Thanks for the insightful reply. I wish I had seen it before finishing everything last month, but still have the wire to run. I did only manage to go t o24" deep on the end posts, mostly because the rocky soil made it difficult to dig at all (had to use a backhoe to dig out last year to 2' deep). I wanted to cement the end posts, but couldn't see swinging the extra $150-$200 at the time, so I beat rocks in around it.

That'll work!

Some seem very secure, a few not so much. My idea is that although there is a lot of forcing pulling inwards and down on the end posts, I am hoping that running an opposing wire to the ground with 36" earth anchors with not allow them to pull in. We'll see I guess.

That'll work, too!
 
OK, just want to be 100% of how I should set me end posts which needs to get done within the next 2 weeks. I have posted a pic below of what I see as the 3 options all of which use earth anchors as well. Option 1 would seem the quickest and easiest. They are 60' rows with 2 mid posts (20' apart). The pic is concerning the beefy end posts.
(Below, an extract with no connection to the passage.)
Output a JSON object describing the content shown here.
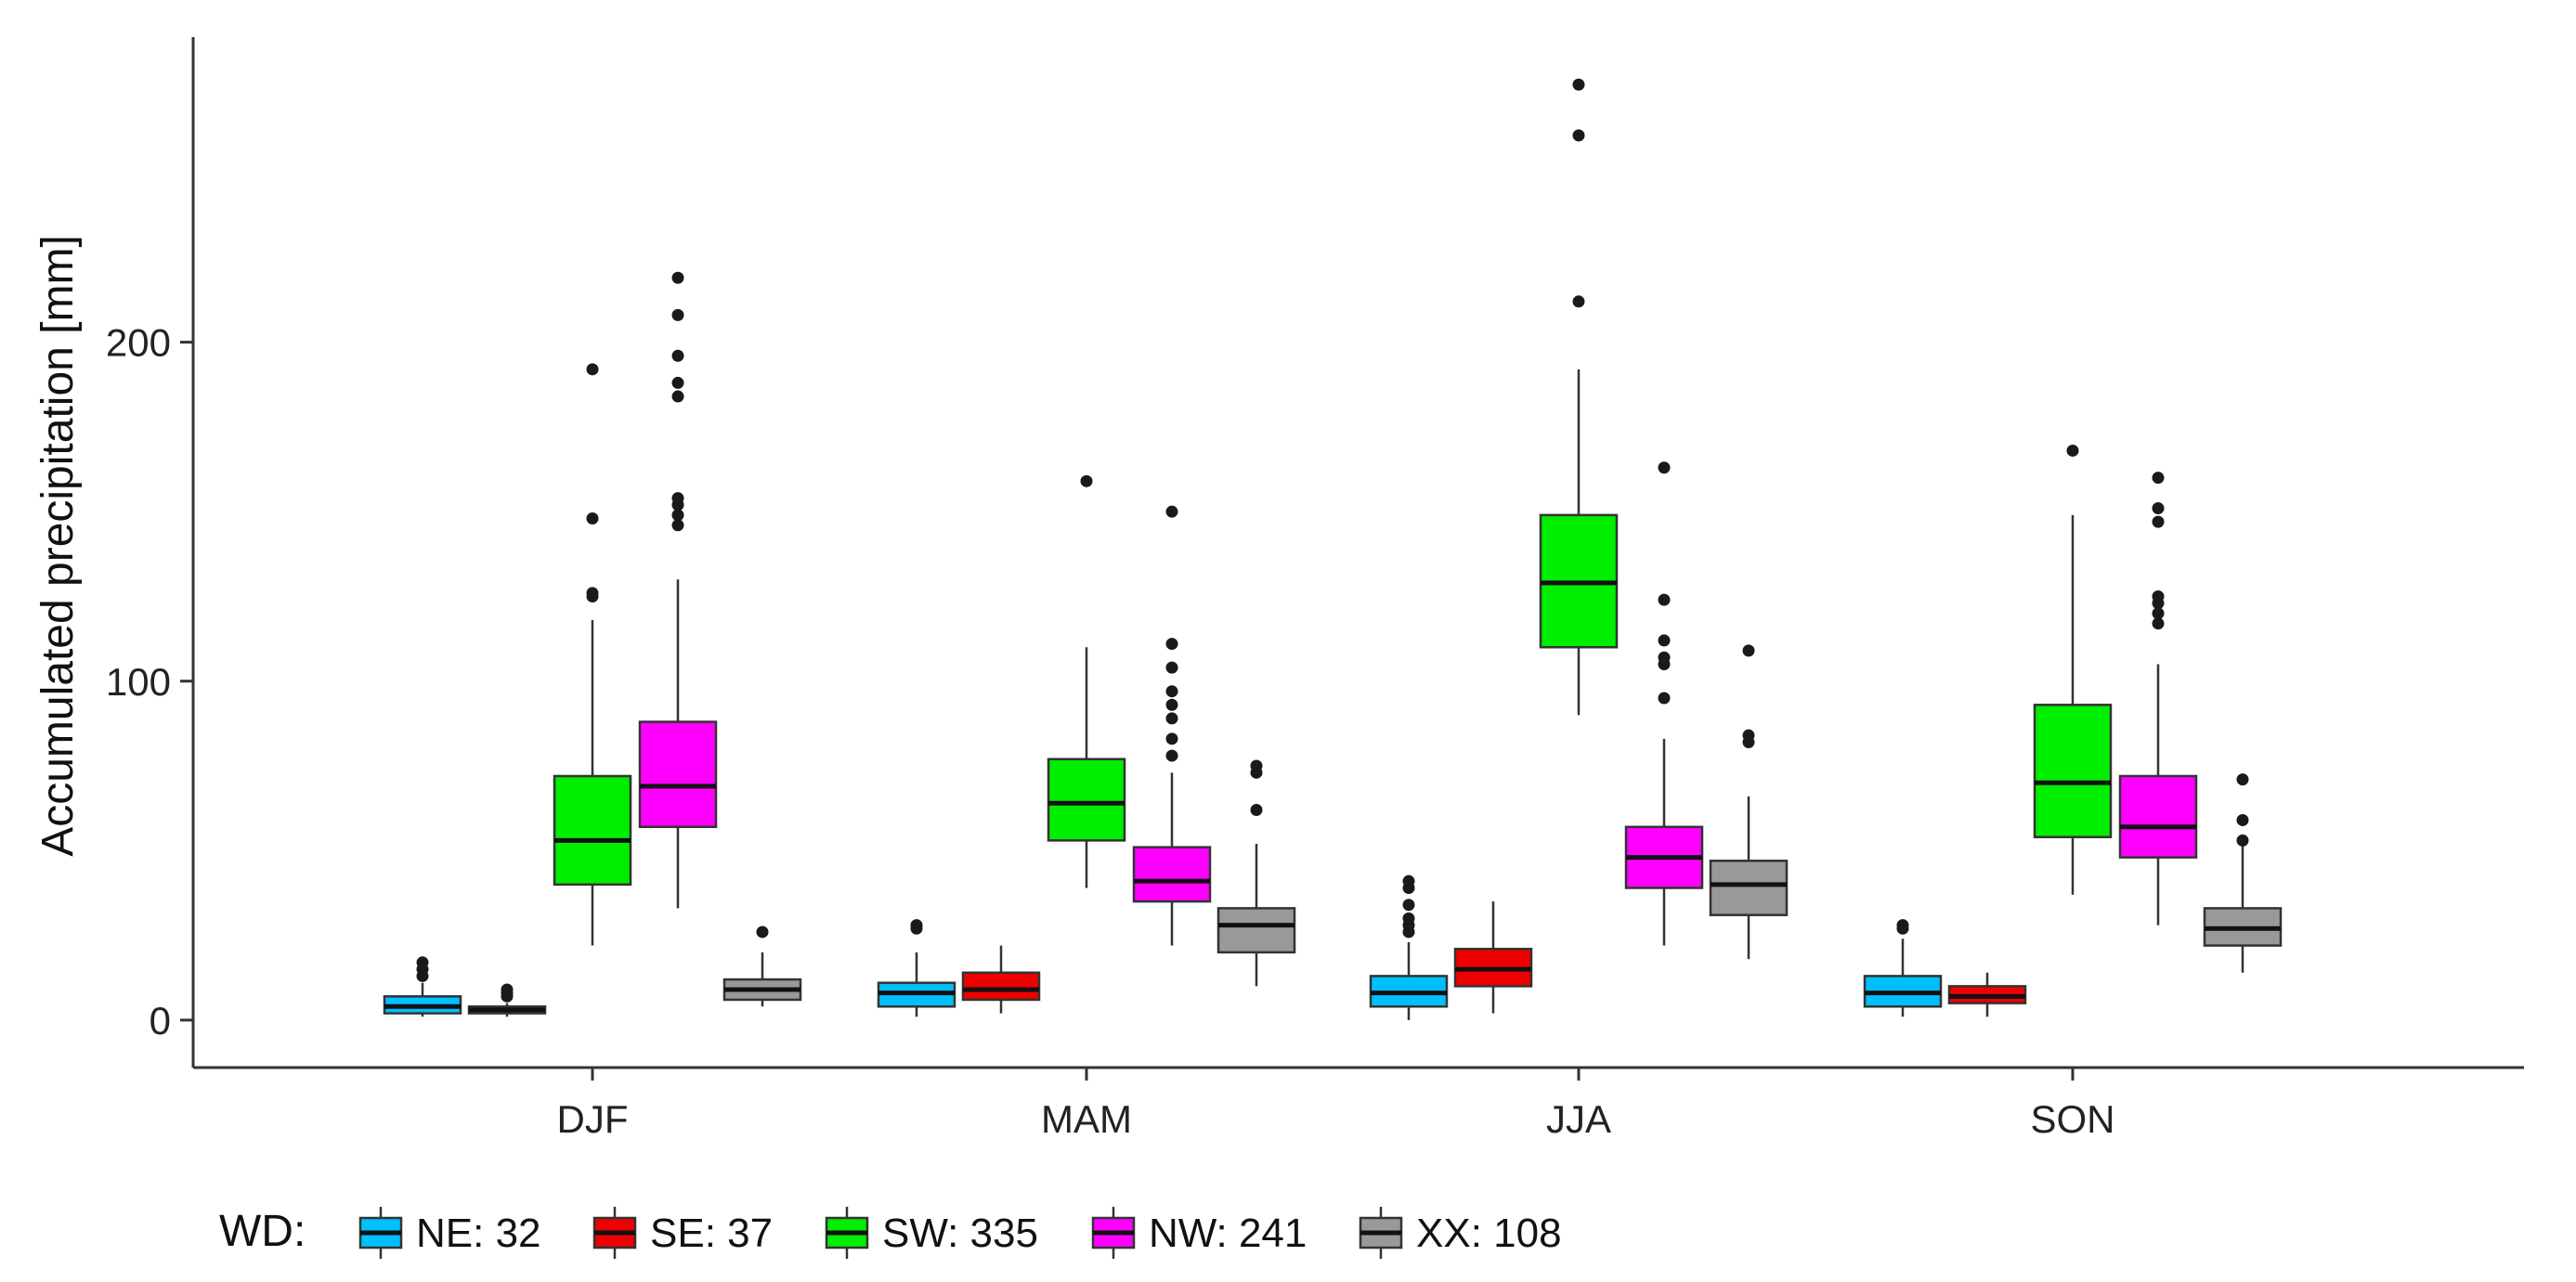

All of the mid posts will be done like Fig 1 with NO augers.
EndPosts_zps8eea846e.jpg

Either of these will be fine and for rows less than 100' option 2 and 3, IMHO, are an overkill. I did option 1 on 100' rows with no anchors but I do intend to go back and put inside angle brace posts. I don't like wires on the outside of the rows. I used 9"x 10' end posts 30" deep.